3 Queer Designers Making Fashion More Inclusively Iconic

“You can have the best outfit, but if you don’t have the right shoes with them, you don’t have an outfit. To me, shoes are what make a whole look and shouldn’t be treated like an accessory.” 

Queer fashion experts aren’t new to the design world. They’ve graced the red carpet since it was first rolled out. But today’s recent crop of designers haven’t just roared their way onto the catwalk; they are making space for their designs by acknowledging equality and challenging gender norms. These niche designers entered the fashion world specifically to serve the LGBTQ+ community. Their designs have helped people express their gender identity across the globe and have proven that our fashion deserves to be mainstream. 

Origami Customs

The undergarment industry has expanded and now features options for people of all genders. Rae Hill (they/them), founder of Origami Customs, designs gender-affirming products for folks of diverse genders. Their products consist of a wide array of undergarments that can be customized to meet any body type. 

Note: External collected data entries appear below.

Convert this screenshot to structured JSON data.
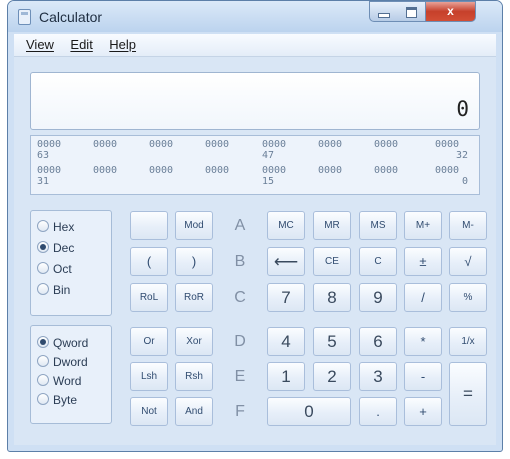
{
  "window": {
    "title": "Calculator",
    "controls": {
      "minimize": "",
      "maximize": "",
      "close": "x"
    }
  },
  "menu": [
    "View",
    "Edit",
    "Help"
  ],
  "display": {
    "value": "0"
  },
  "binary_display": {
    "row1": [
      "0000",
      "0000",
      "0000",
      "0000",
      "0000",
      "0000",
      "0000",
      "0000"
    ],
    "row1_labels": [
      "63",
      "47",
      "32"
    ],
    "row2": [
      "0000",
      "0000",
      "0000",
      "0000",
      "0000",
      "0000",
      "0000",
      "0000"
    ],
    "row2_labels": [
      "31",
      "15",
      "0"
    ]
  },
  "base_options": [
    {
      "label": "Hex",
      "checked": false
    },
    {
      "label": "Dec",
      "checked": true
    },
    {
      "label": "Oct",
      "checked": false
    },
    {
      "label": "Bin",
      "checked": false
    }
  ],
  "word_options": [
    {
      "label": "Qword",
      "checked": true
    },
    {
      "label": "Dword",
      "checked": false
    },
    {
      "label": "Word",
      "checked": false
    },
    {
      "label": "Byte",
      "checked": false
    }
  ],
  "buttons": {
    "blank": "",
    "mod": "Mod",
    "hex_a": "A",
    "mc": "MC",
    "mr": "MR",
    "ms": "MS",
    "mplus": "M+",
    "mminus": "M-",
    "lparen": "(",
    "rparen": ")",
    "hex_b": "B",
    "backspace": "⟵",
    "ce": "CE",
    "c": "C",
    "plusminus": "±",
    "sqrt": "√",
    "rol": "RoL",
    "ror": "RoR",
    "hex_c": "C",
    "n7": "7",
    "n8": "8",
    "n9": "9",
    "divide": "/",
    "percent": "%",
    "or": "Or",
    "xor": "Xor",
    "hex_d": "D",
    "n4": "4",
    "n5": "5",
    "n6": "6",
    "multiply": "*",
    "reciprocal": "1/x",
    "lsh": "Lsh",
    "rsh": "Rsh",
    "hex_e": "E",
    "n1": "1",
    "n2": "2",
    "n3": "3",
    "minus": "-",
    "equals": "=",
    "not": "Not",
    "and": "And",
    "hex_f": "F",
    "n0": "0",
    "decimal": ".",
    "plus": "+"
  }
}
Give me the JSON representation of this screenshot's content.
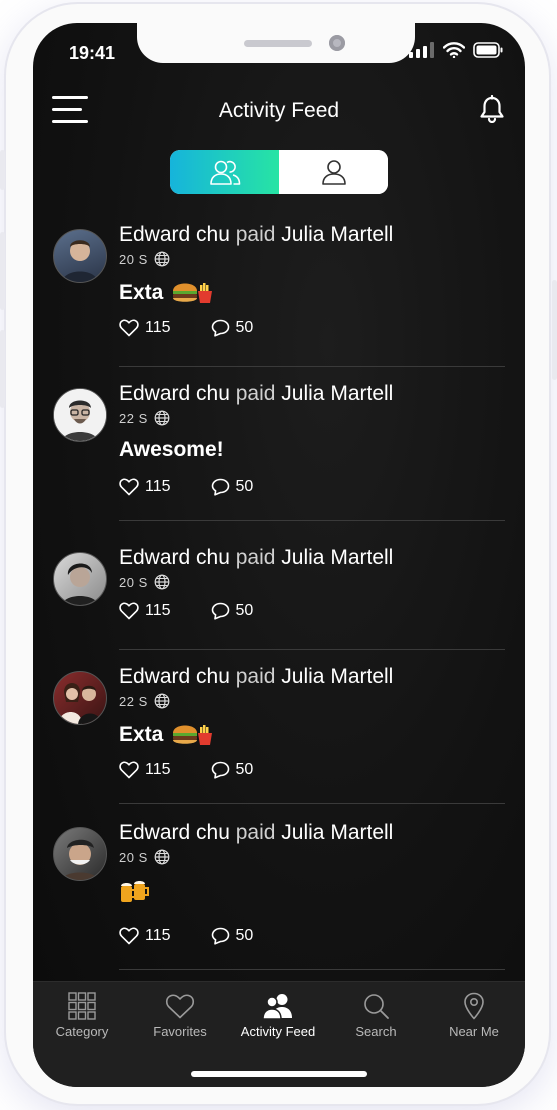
{
  "status_bar": {
    "time": "19:41"
  },
  "header": {
    "title": "Activity Feed"
  },
  "toggle": {
    "active": "group",
    "options": [
      "group-icon",
      "person-icon"
    ]
  },
  "feed": [
    {
      "sender": "Edward chu",
      "verb": "paid",
      "recipient": "Julia Martell",
      "time": "20 S",
      "message": "Exta",
      "emoji": "burger-fries",
      "likes": "115",
      "comments": "50"
    },
    {
      "sender": "Edward chu",
      "verb": "paid",
      "recipient": "Julia Martell",
      "time": "22 S",
      "message": "Awesome!",
      "emoji": "",
      "likes": "115",
      "comments": "50"
    },
    {
      "sender": "Edward chu",
      "verb": "paid",
      "recipient": "Julia Martell",
      "time": "20 S",
      "message": "",
      "emoji": "",
      "likes": "115",
      "comments": "50"
    },
    {
      "sender": "Edward chu",
      "verb": "paid",
      "recipient": "Julia Martell",
      "time": "22 S",
      "message": "Exta",
      "emoji": "burger-fries",
      "likes": "115",
      "comments": "50"
    },
    {
      "sender": "Edward chu",
      "verb": "paid",
      "recipient": "Julia Martell",
      "time": "20 S",
      "message": "",
      "emoji": "beer-mugs",
      "likes": "115",
      "comments": "50"
    }
  ],
  "tabbar": {
    "items": [
      {
        "label": "Category",
        "icon": "grid-icon"
      },
      {
        "label": "Favorites",
        "icon": "heart-icon"
      },
      {
        "label": "Activity Feed",
        "icon": "group-icon",
        "active": true
      },
      {
        "label": "Search",
        "icon": "search-icon"
      },
      {
        "label": "Near Me",
        "icon": "location-pin-icon"
      }
    ]
  },
  "colors": {
    "accent_start": "#16b4db",
    "accent_end": "#27e4a4",
    "background": "#121212",
    "tabbar": "#202020"
  }
}
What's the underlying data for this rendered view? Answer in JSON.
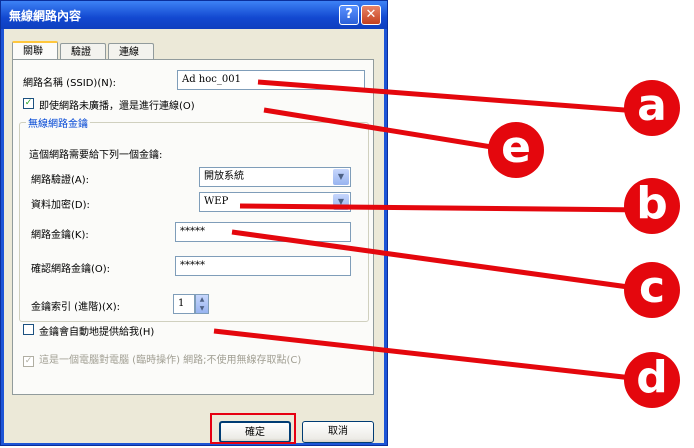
{
  "window": {
    "title": "無線網路內容"
  },
  "tabs": [
    {
      "label": "關聯"
    },
    {
      "label": "驗證"
    },
    {
      "label": "連線"
    }
  ],
  "form": {
    "ssid_label": "網路名稱 (SSID)(N):",
    "ssid_value": "Ad hoc_001",
    "broadcast_label": "即使網路未廣播，還是進行連線(O)",
    "broadcast_checked": true,
    "group_title": "無線網路金鑰",
    "key_required_text": "這個網路需要給下列一個金鑰:",
    "auth_label": "網路驗證(A):",
    "auth_value": "開放系統",
    "encrypt_label": "資料加密(D):",
    "encrypt_value": "WEP",
    "netkey_label": "網路金鑰(K):",
    "netkey_value": "*****",
    "confirm_label": "確認網路金鑰(O):",
    "confirm_value": "*****",
    "keyindex_label": "金鑰索引 (進階)(X):",
    "keyindex_value": "1",
    "auto_key_label": "金鑰會自動地提供給我(H)",
    "auto_key_checked": false,
    "adhoc_label": "這是一個電腦對電腦 (臨時操作) 網路;不使用無線存取點(C)",
    "adhoc_checked": true
  },
  "buttons": {
    "ok": "確定",
    "cancel": "取消"
  },
  "callouts": [
    "a",
    "e",
    "b",
    "c",
    "d"
  ],
  "colors": {
    "callout": "#e4070d",
    "titlebar": "#1248d0"
  }
}
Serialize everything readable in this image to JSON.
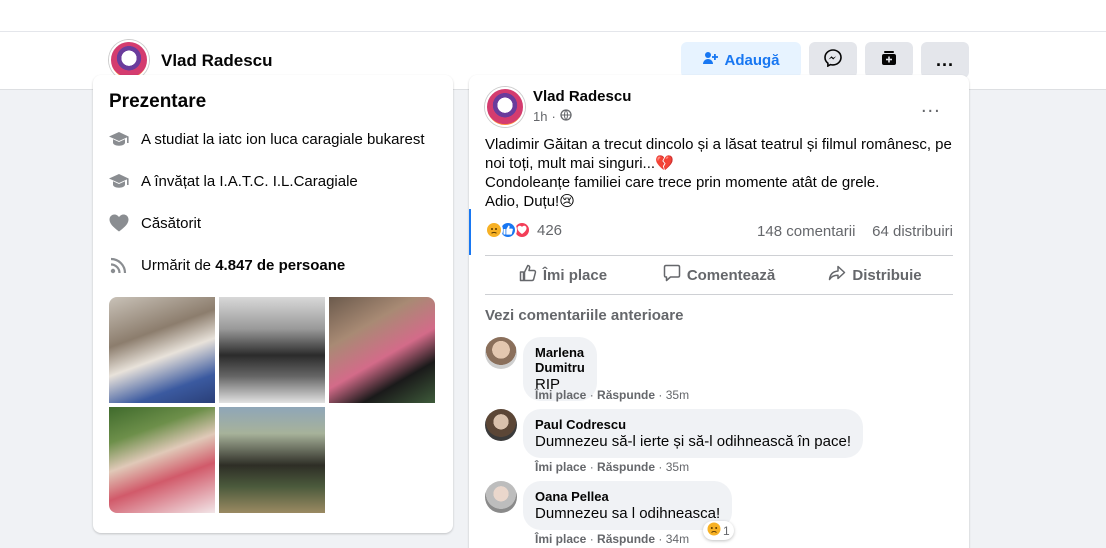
{
  "profile_header": {
    "name": "Vlad Radescu",
    "add_button_label": "Adaugă",
    "more_label": "..."
  },
  "intro": {
    "title": "Prezentare",
    "items": [
      {
        "icon": "graduation-cap-icon",
        "text": "A studiat la iatc ion luca caragiale bukarest"
      },
      {
        "icon": "graduation-cap-icon",
        "text": "A învățat la I.A.T.C. I.L.Caragiale"
      },
      {
        "icon": "heart-icon",
        "text": "Căsătorit"
      }
    ],
    "followers_prefix": "Urmărit de ",
    "followers_count": "4.847 de persoane",
    "followers_icon": "rss-icon"
  },
  "post": {
    "author": "Vlad Radescu",
    "time": "1h",
    "privacy_icon": "globe-icon",
    "more_label": "...",
    "text_lines": [
      "Vladimir Găitan a trecut dincolo și a lăsat teatrul și filmul românesc, pe noi toți, mult mai singuri...💔",
      "Condoleanțe familiei care trece prin momente atât de grele.",
      "Adio, Duțu!😢"
    ],
    "reaction_count": "426",
    "comments_count": "148 comentarii",
    "shares_count": "64 distribuiri",
    "actions": {
      "like": "Îmi place",
      "comment": "Comentează",
      "share": "Distribuie"
    },
    "prev_comments_label": "Vezi comentariile anterioare",
    "comments": [
      {
        "name": "Marlena Dumitru",
        "text": "RIP",
        "like": "Îmi place",
        "reply": "Răspunde",
        "time": "35m"
      },
      {
        "name": "Paul Codrescu",
        "text": "Dumnezeu să-l ierte și să-l odihnească în pace!",
        "like": "Îmi place",
        "reply": "Răspunde",
        "time": "35m"
      },
      {
        "name": "Oana Pellea",
        "text": "Dumnezeu sa l odihneasca!",
        "like": "Îmi place",
        "reply": "Răspunde",
        "time": "34m",
        "reaction_count": "1"
      }
    ]
  },
  "colors": {
    "accent": "#1877f2",
    "secondary_text": "#65676b",
    "like_blue": "#1877f2",
    "love_red": "#f33e58",
    "sad_yellow": "#f7b125"
  }
}
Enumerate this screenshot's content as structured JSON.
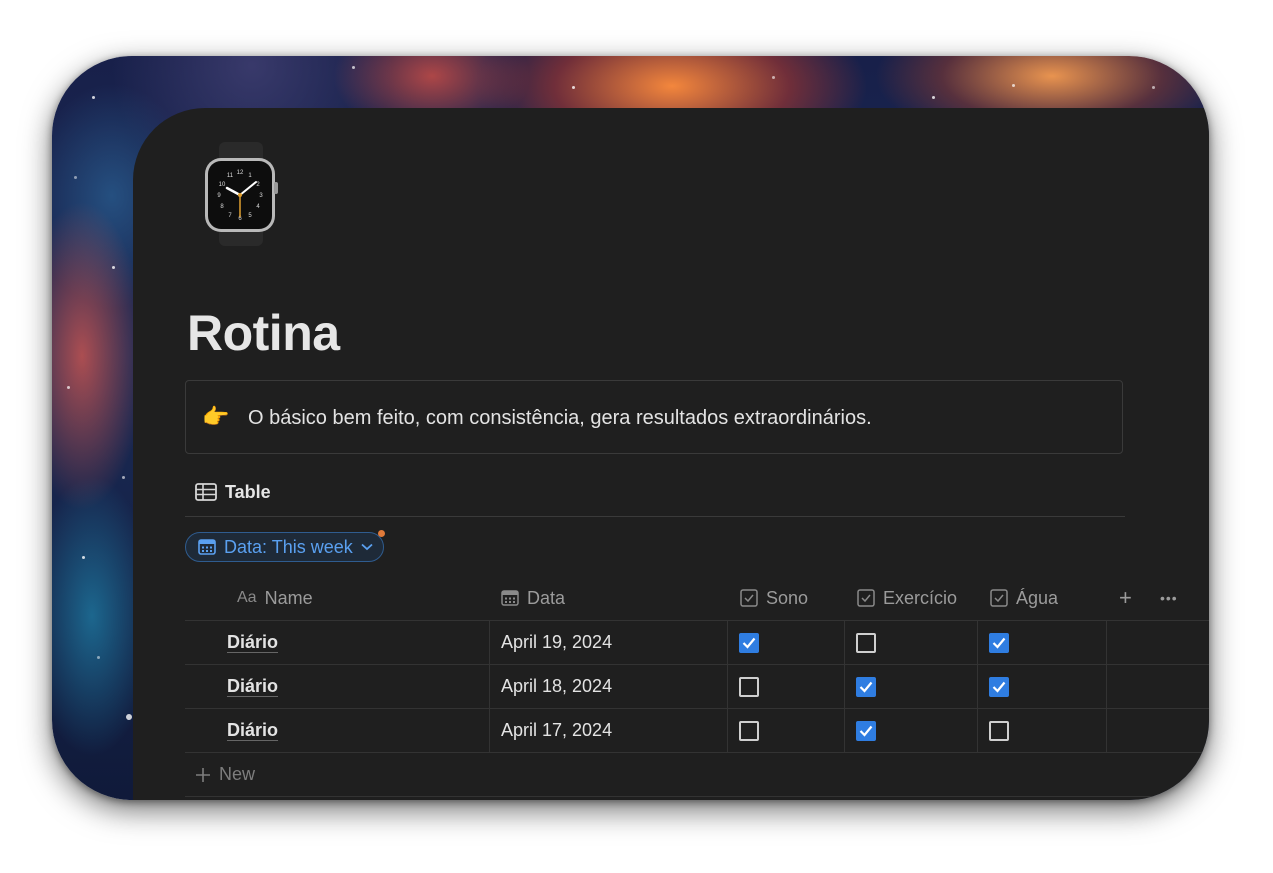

Origami Customs started 10 years ago in Honduras as a swimsuit line. But shortly after, Hill learned that the swimsuits weren’t fitting properly. “I identified that there were so many people in the water all the time who were really struggling to find swimwear that would last and that would fit them. And we were importing these name brand surf bikinis that just weren’t fitting people. I saw people getting very frustrated,” Hill said.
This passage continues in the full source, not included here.